Beastie Boys – Ill Communication (1994). When we last heard from the Beasties, they had picked up their instruments again and started played hip hop with them as opposed to creating an aural collage of sounds for their beats. That move gave the trio an immediacy that only enhanced their music. On this album, the guys tightened their songs and really merge the whole alternative nation and hip hop world together into one forceful sound. This is the Beastie’s sweet spot. Don’t believe me? Put on “Sabotage.”
Beck – Mellow Gold (1994). One thing about the music of Generation X was that they were willing to attempt at synthesizing the sounds of everything that they had heard. Case in point, Beck’s “Loser.” This is an amalgamation of blues, rock, pop and hip hop that does not imitate any of the genres while developing a whole new language. And, the rest of the album only hinted at the greatness of this new kid on the block.
Blur – Parklife (1994). On this album, Blur staked claim to the Britpop throne. Their take on mid-Nineties English life was taken right out of Ray Davies’ Kinks playbook. This is one magnificent album that pushed Oasis to greater heights.
Green Day – Dookie (1994). When I heard this album, I thought I was having a flashback to 1977. Green Day reminded me of The Jam in the way they played, but their lyrics were nothing but American middle class antipathy. Ahhh! American punk had arrived.
Hole – Live Through This (1994). Back in the pre-fake news days, I remember students of mine who were certain of two conspiracies. One, Kurt Cobain, husband of Hole’s frontwoman Courtney Love, wrote, or co-wrote, all of the songs on this album. And, two, Courtney had Kurt murdered. Now, if the former were true, then why would she have the latter done considering Cobain were her gravy train? So, throw those stupid notions away and simply admire this great album that Love’s band created. It is just a great album of grunge/punk/pop/rock.
Hootie & the Blowfish – Cracked Review Mirror (1994). Long before this album became an annoying cultural phenomenon to many, Hootie was being pimped as an up-and-coming band with their pleasant rock, soul and country mix. Their music naturally fit in with classic rock songs of the Seventies while lacking much of the Gen X cynicism that seemed to be off-putting to the older Boomers. There is so much to enjoy about this album now that the hoopla has settled. Give them another chance, because this record kills.
Jeff Buckley – Grace (1994).
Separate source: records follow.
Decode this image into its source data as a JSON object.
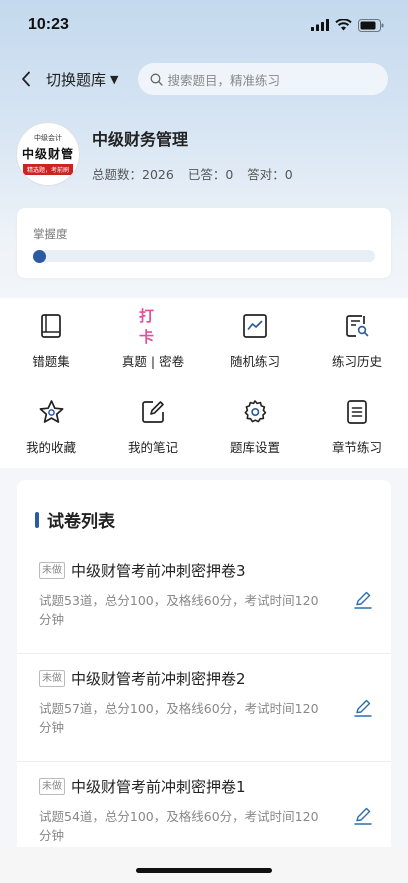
{
  "status_bar": {
    "time": "10:23"
  },
  "nav": {
    "switch_label": "切换题库",
    "search_placeholder": "搜索题目，精准练习"
  },
  "book": {
    "cover_top": "中级会计",
    "cover_main": "中级财管",
    "cover_band": "精选题，考前刷",
    "title": "中级财务管理",
    "stats": {
      "total": "总题数：2026",
      "answered": "已答：0",
      "correct": "答对：0"
    }
  },
  "mastery": {
    "label": "掌握度",
    "value": 0
  },
  "features": [
    {
      "label": "错题集",
      "icon": "book-icon"
    },
    {
      "label": "真题 | 密卷",
      "icon": "checkin-badge",
      "badge": "打卡"
    },
    {
      "label": "随机练习",
      "icon": "trend-chart-icon"
    },
    {
      "label": "练习历史",
      "icon": "document-search-icon"
    },
    {
      "label": "我的收藏",
      "icon": "star-icon"
    },
    {
      "label": "我的笔记",
      "icon": "edit-note-icon"
    },
    {
      "label": "题库设置",
      "icon": "gear-icon"
    },
    {
      "label": "章节练习",
      "icon": "list-document-icon"
    }
  ],
  "papers": {
    "section_title": "试卷列表",
    "items": [
      {
        "badge": "未做",
        "title": "中级财管考前冲刺密押卷3",
        "meta": "试题53道，总分100，及格线60分，考试时间120分钟"
      },
      {
        "badge": "未做",
        "title": "中级财管考前冲刺密押卷2",
        "meta": "试题57道，总分100，及格线60分，考试时间120分钟"
      },
      {
        "badge": "未做",
        "title": "中级财管考前冲刺密押卷1",
        "meta": "试题54道，总分100，及格线60分，考试时间120分钟"
      }
    ]
  },
  "colors": {
    "accent": "#2c5aa0",
    "checkin": "#e0539a"
  }
}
Back in 1994, Jeff Buckley, son of the late-Seventies folk singer Tim Buckley, was being hyped as a potential savior of rock music. Sometimes, Jeff’s music was lush and ethereal, as on his enduring version of Leonard Cohen’s “Hallelujah,” while other times it was harsh and aggressive. Buckley had it all going for him: great looks, great guitar licks, great voice. Unfortunately, Buckley never got to cash in on the promise exhibited by this album as he died shortly after the albums release in a drowning accident. But, we have this one beautiful album.
Johnny Cash – American Recordings (1994). Legend has it that hip hop producer Rick Rubin was looking to produce an original rocker who was down on their luck and seeking a new record deal. And, it just so happened that Johnny Cash fit the bill. Rubin was seeking to revive Cash’s badass reputation and introduce his talent to a whole new generation that had little idea who the man was. The brilliance in this album is that Rubin played a bunch of songs by current artists and asked Cash to arrange them as he would his own stuff. In the process, Rubin helped Cash rediscover his muse. And, here is the first album in a series of five albums worth of material the two recorded over the last nine years of the Man in Black’s life. This remains a landmark album in Johnny’s illustrious career and sits alongside At Folsom Prison as his best albums ever. Of course, it revived Cash’s career and reputation, as well as making Rubin more palatable to more artists as a producer.
And, that my friends, is the end of Day 1. Peace.